In vitro fertilization, usually referred to as IVF, is a common treatment for couples with infertility. The procedure is expensive and somewhat invasive as far as medical treatments go, and it's definitely not something to be undertaken without a lot of careful consideration. But for couples who need it, IVF can have a lot of advantages.
In vitro fertilization (IVF) usually is used only by couples who have trouble getting pregnant without intervention. The procedure involves the female partner taking medication to stimulate her ovaries to produce more eggs than usual. These eggs are then harvested surgically once they have ripened. The male partner then produces a sperm specimen and the sperm are combined in the lab with the woman's eggs. The embryos are grown in the lab for three to five days and then the most viable embryos (usually one or two) are transferred back to the woman's uterus. Seven to ten days later, she takes a pregnancy test. Depending on the circumstances, the procedure has a roughly 30% success rate each cycle it's tried. But, it can cost more than $10,000 per cycle.
For couples with certain types of infertility, IVF has the obvious benefit of boosting the odds of getting pregnant, sometimes from a near zero odds of pregnancy. For example, a woman who has blocked fallopian tubes will have a good chance of getting pregnant through IVF but astronomically low odds of getting pregnant without intervention. IVF can also be the best choice when men have a low sperm count or other issues impacting their ability to fertilize the egg. Using IVF and implanting already created embryos eliminates the need for the sperm to navigate the woman's reproductive tract. IVF would also be the treatment of choice any time a couple decides to use donor eggs, such as if the woman is suffering from premature ovarian failure or has other issues with her own supply of eggs. In these cases, the embryos would be created using the woman's partner's sperm with the donor eggs and then transferred into the woman's uterus during the correct point of her menstrual cycle.

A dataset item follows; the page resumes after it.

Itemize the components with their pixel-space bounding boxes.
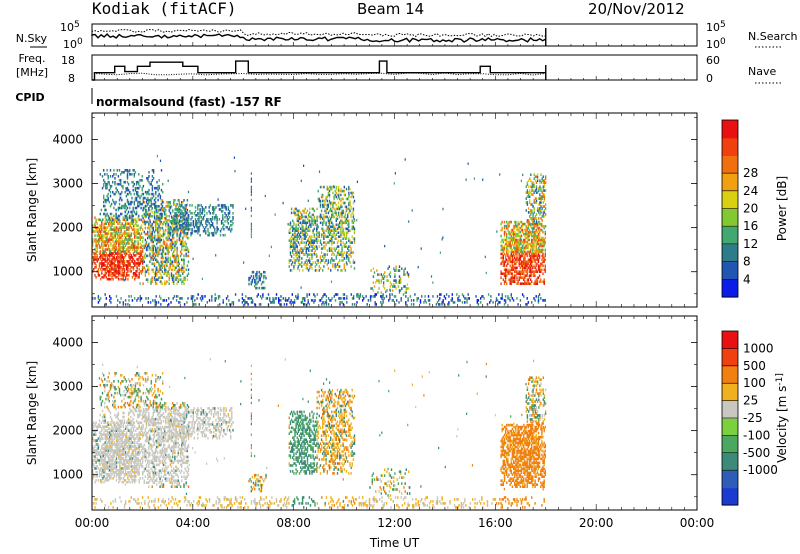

In addition to helping couples get pregnant who otherwise might not have been able to, IVF also means the potential to test for genetic abnormalities in the eggs prior to transferring them back into the mother. Some women have high risk for having a baby affected by serious chromosomal disorders, and with new medical techniques, doctors can test the chromosomes in each embryo before completing the IVF in order to be sure that viable embryos are being transferred.
IVF can be very expensive, especially if using genetic testing on the embryos, and the costs are often not covered by insurance. The couple often must fund the treatment. Combining that with the fact that IVF is far from guaranteed to result in a pregnancy, it becomes obvious that couples should think carefully before deciding to pursue IVF. Yet for couples who dream of having a baby against the odds, IVF has obvious appeal and these challenges are not major roadblocks. It's important to note also that even though there are stories in the media now and then of women in their sixties and seventies giving birth to babies, these stories are the exception rather than the rule. IVF works most successfully in women under 35; it can still work in women over 35 but the odds of success are somewhat lower each month.
Many people have ethical problems with IVF for whatever reason, primarily because the treatment often results in extra embryos that may or may not be transferred back into the mother at any point. Pro-life advocates often decry this fact as a waste of life, viewing frozen embryos as being equivalent to children. Yet the fact of extra embryos may be a benefit for some couples who prefer to undergo the embryo creation procedure only once and then save the extra embryos for an attempt to have a second child or to repeat the IVF procedure in the event that the first transfer is not successful. In addition, some criticize all fertility treatments with the argument that couples suffering from infertility should just adopt a child instead of using infertility treatment. But, the reality is that adoption (especially of newborn babies) can be extremely expensive and time consuming as well. Sometimes IVF is actually cheaper and faster than adoption in reality, making it the simplest option for couples who have trouble getting pregnant.